Em 2008, um simulacro nos distritos de Santarém, Lisboa e Setúbal já tinha tocado na ferida. “Nos últimos três dias, apreendemos e foram detetadas algumas insuficiências” e “fragilidades” no funcionamento do SIRESP, afirmou Gil Martins, então comandante operacional nacional da Autoridade Nacional de Proteção Civil (ANPC). Entre as falhas encontravam-se, já nesse momento, falhas de comunicação e de gestão de informação entre as entidades no terreno. “Tornou-se impossível, por esta via, a comunicação entre Proteção Civil e INEM. Esta foi a grande questão que precisa de ser melhorada”, salientou o então comandante distrital de Operações e Proteção Civil, Rui Esteves.

Um negócio de milhões na mira do Ministério Público

Em 2005, o Ministério Público (MP) decidiu abrir um inquérito ao contrato de adjudicação do SIRESP, por suspeitas de tráfico de influências e participação económica em negócio. A investigação acabou arquivada, mas ficaram no ar suspeitas sobre a forma como o consórcio liderado pela ex-SLN, do grupo Banco Português de Negócios liderado por José Oliveira e Costa, conseguiu o contrato de quase 500 milhões de euros.

O contrato original foi assinado três dias depois das eleições que acabariam com o curto mandato de Pedro Santana Lopes como primeiro-ministro. Daniel Sanches, ex-procurador (e primeiro diretor do Departamento Central de Investigação e Ação Penal), ex-diretor-adjunto da Polícia Judiciária, ex-dirigente do Serviço de Estrangeiros e Fronteiras e ex-diretor do Serviço de Informações de Segurança saltou da esfera pública para administrador de empresas da SLN em 2000.

Três anos depois, de volta ao Estado como ministro da Administração Interna de Santana Lopes, Sanches entrega o contrato à mesma SLN de que tinha acabado de sair. Valor da adjudicação: 538,2 milhões de euros, verba cinco vezes superior àquela que precisaria de ter gasto caso tivesse optado por um modelo diferente de comunicações. Essa posição foi defendida por Almiro de Oliveira, presidente do grupo de trabalho que presidiu ao grupo que estudou este sistema de comunicações.

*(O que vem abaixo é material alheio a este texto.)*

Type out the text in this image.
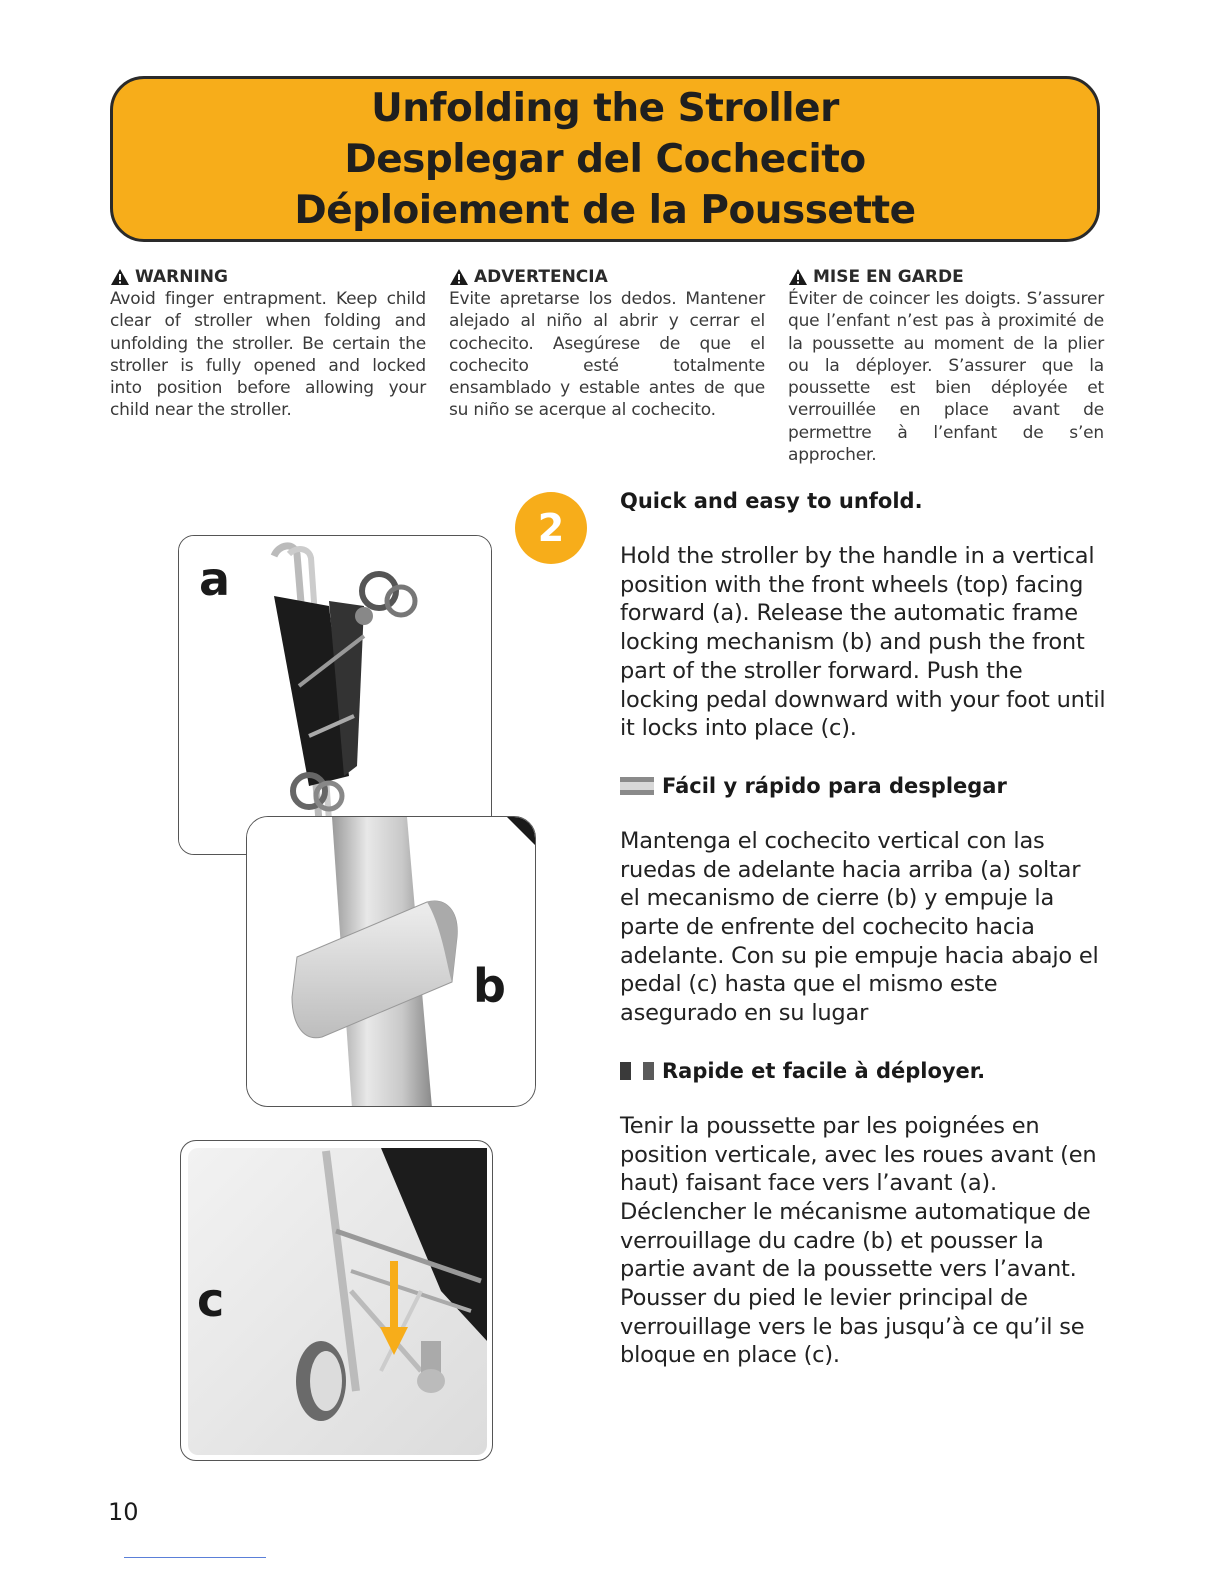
Unfolding the Stroller
Desplegar del Cochecito
Déploiement de la Poussette
WARNING

Avoid finger entrapment. Keep child clear of stroller when folding and unfolding the stroller. Be certain the stroller is fully opened and locked into position before allowing your child near the stroller.

ADVERTENCIA

Evite apretarse los dedos. Mantener alejado al niño al abrir y cerrar el cochecito. Asegúrese de que el cochecito esté totalmente ensamblado y estable antes de que su niño se acerque al cochecito.

MISE EN GARDE

Éviter de coincer les doigts. S’assurer que l’enfant n’est pas à proximité de la poussette au moment de la plier ou la déployer. S’assurer que la poussette est bien déployée et verrouillée en place avant de permettre à l’enfant de s’en approcher.

2
a
b
c
Quick and easy to unfold.

Hold the stroller by the handle in a vertical position with the front wheels (top) facing forward (a). Release the automatic frame locking mechanism (b) and push the front part of the stroller forward. Push the locking pedal downward with your foot until it locks into place (c).

Fácil y rápido para desplegar

Mantenga el cochecito vertical con las ruedas de adelante hacia arriba (a) soltar el mecanismo de cierre (b) y empuje la parte de enfrente del cochecito hacia adelante. Con su pie empuje hacia abajo el pedal (c) hasta que el mismo este asegurado en su lugar

Rapide et facile à déployer.

Tenir la poussette par les poignées en position verticale, avec les roues avant (en haut) faisant face vers l’avant (a). Déclencher le mécanisme automatique de verrouillage du cadre (b) et pousser la partie avant de la poussette vers l’avant. Pousser du pied le levier principal de verrouillage vers le bas jusqu’à ce qu’il se bloque en place (c).

10
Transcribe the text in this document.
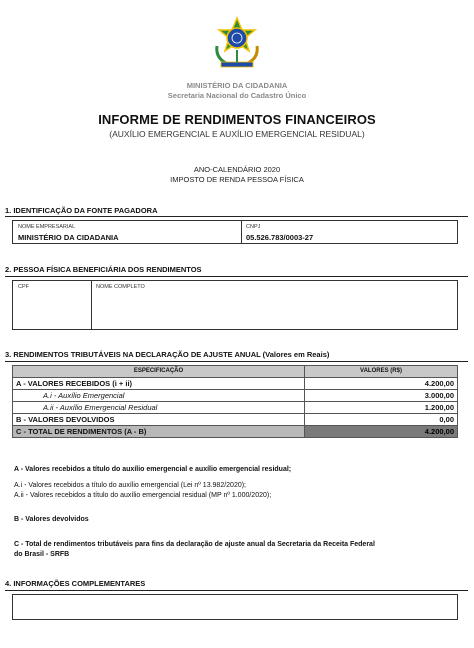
MINISTÉRIO DA CIDADANIA
Secretaria Nacional do Cadastro Único
INFORME DE RENDIMENTOS FINANCEIROS
(AUXÍLIO EMERGENCIAL E AUXÍLIO EMERGENCIAL RESIDUAL)
ANO-CALENDÁRIO 2020
IMPOSTO DE RENDA PESSOA FÍSICA
1. IDENTIFICAÇÃO DA FONTE PAGADORA
NOME EMPRESARIAL
MINISTÉRIO DA CIDADANIA
CNPJ
05.526.783/0003-27
2. PESSOA FÍSICA BENEFICIÁRIA DOS RENDIMENTOS
CPF	NOME COMPLETO
3. RENDIMENTOS TRIBUTÁVEIS NA DECLARAÇÃO DE AJUSTE ANUAL (Valores em Reais)
ESPECIFICAÇÃO	VALORES (R$)
A - VALORES RECEBIDOS (i + ii)	4.200,00
A.i - Auxílio Emergencial	3.000,00
A.ii - Auxílio Emergencial Residual	1.200,00
B - VALORES DEVOLVIDOS	0,00
C - TOTAL DE RENDIMENTOS (A - B)	4.200,00
A - Valores recebidos a título do auxílio emergencial e auxílio emergencial residual;
A.i - Valores recebidos a título do auxílio emergencial (Lei nº 13.982/2020);
A.ii - Valores recebidos a título do auxílio emergencial residual (MP nº 1.000/2020);
B - Valores devolvidos
C - Total de rendimentos tributáveis para fins da declaração de ajuste anual da Secretaria da Receita Federal
do Brasil - SRFB
4. INFORMAÇÕES COMPLEMENTARES
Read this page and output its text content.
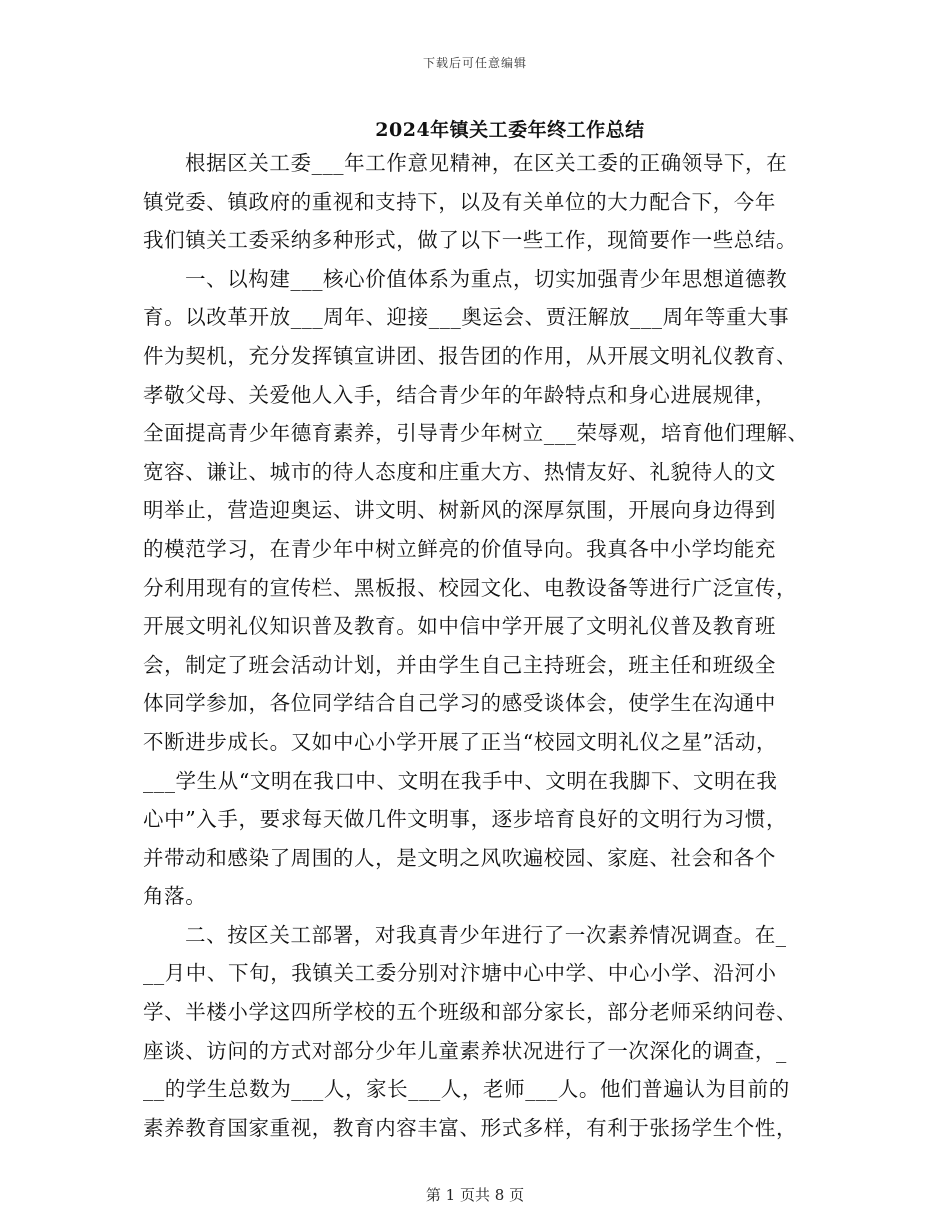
下载后可任意编辑
2024年镇关工委年终工作总结
根据区关工委___年工作意见精神，在区关工委的正确领导下，在
镇党委、镇政府的重视和支持下，以及有关单位的大力配合下，今年
我们镇关工委采纳多种形式，做了以下一些工作，现简要作一些总结。
一、以构建___核心价值体系为重点，切实加强青少年思想道德教
育。以改革开放___周年、迎接___奥运会、贾汪解放___周年等重大事
件为契机，充分发挥镇宣讲团、报告团的作用，从开展文明礼仪教育、
孝敬父母、关爱他人入手，结合青少年的年龄特点和身心进展规律，
全面提高青少年德育素养，引导青少年树立___荣辱观，培育他们理解、
宽容、谦让、城市的待人态度和庄重大方、热情友好、礼貌待人的文
明举止，营造迎奥运、讲文明、树新风的深厚氛围，开展向身边得到
的模范学习，在青少年中树立鲜亮的价值导向。我真各中小学均能充
分利用现有的宣传栏、黑板报、校园文化、电教设备等进行广泛宣传，
开展文明礼仪知识普及教育。如中信中学开展了文明礼仪普及教育班
会，制定了班会活动计划，并由学生自己主持班会，班主任和班级全
体同学参加，各位同学结合自己学习的感受谈体会，使学生在沟通中
不断进步成长。又如中心小学开展了正当“校园文明礼仪之星”活动，
___学生从“文明在我口中、文明在我手中、文明在我脚下、文明在我
心中”入手，要求每天做几件文明事，逐步培育良好的文明行为习惯，
并带动和感染了周围的人，是文明之风吹遍校园、家庭、社会和各个
角落。
二、按区关工部署，对我真青少年进行了一次素养情况调查。在_
__月中、下旬，我镇关工委分别对汴塘中心中学、中心小学、沿河小
学、半楼小学这四所学校的五个班级和部分家长，部分老师采纳问卷、
座谈、访问的方式对部分少年儿童素养状况进行了一次深化的调查，_
__的学生总数为___人，家长___人，老师___人。他们普遍认为目前的
素养教育国家重视，教育内容丰富、形式多样，有利于张扬学生个性，
第 1 页共 8 页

Apesar de o inquérito do MP — entregue ao procurador José Azevedo Maia — ter sido arquivado uma primeira vez, em março de 2008, Oliveira e Costa e a filha (administradora de uma empresa do grupo SLN) chegaram a ser constituídos arguidos. Daniel Sanches nunca foi ouvido pela Justiça e, segundo escreveu na altura o Correio da Manhã, negou à comissão de inquérito parlamentar ao caso BPN ter tido qualquer intervenção no projecto apresentado pelo consórcio liderado pela SLN.

No ano seguinte ao arquivamento, o processo é enviado ao DCIAP, para que fosse analisada uma eventual reabertura. Pouco antes, tinham sido apreendidos vários documentos ao homem forte do BPN, Oliveira e Costa, que poderiam constituir “factos novos” na investigação ao contrato milionário. Mas não houve nada de novo. O arquivamento de 2008 continuou a valer.

Há, no entanto, outro nome de relevo em toda esta novela: Manuel Dias Loureiro. O homem que Cavaco Silva tinha escolhido para o Ministério da Administração Interna já era, no momento em que o contrato entre o Estado e a SLN acertaram o negócio, administrador não executivo do grupo ligado ao BPN. Esteve na administração de várias empresas do grupo que liderou o consórcio ao qual foi atribuído o contrato.

O negócio do sistema de comunicações haveria de cruzar-se, ainda, com o caso Portucale, um processo em que se investigava a declaração de “imprescindível utilidade pública”, também nos últimos dias do Governo de Santana Lopes, a um terreno turístico em Benavente. Mas nunca chegou a levar qualquer dos seus protagonistas a sentar-se no banco dos réus.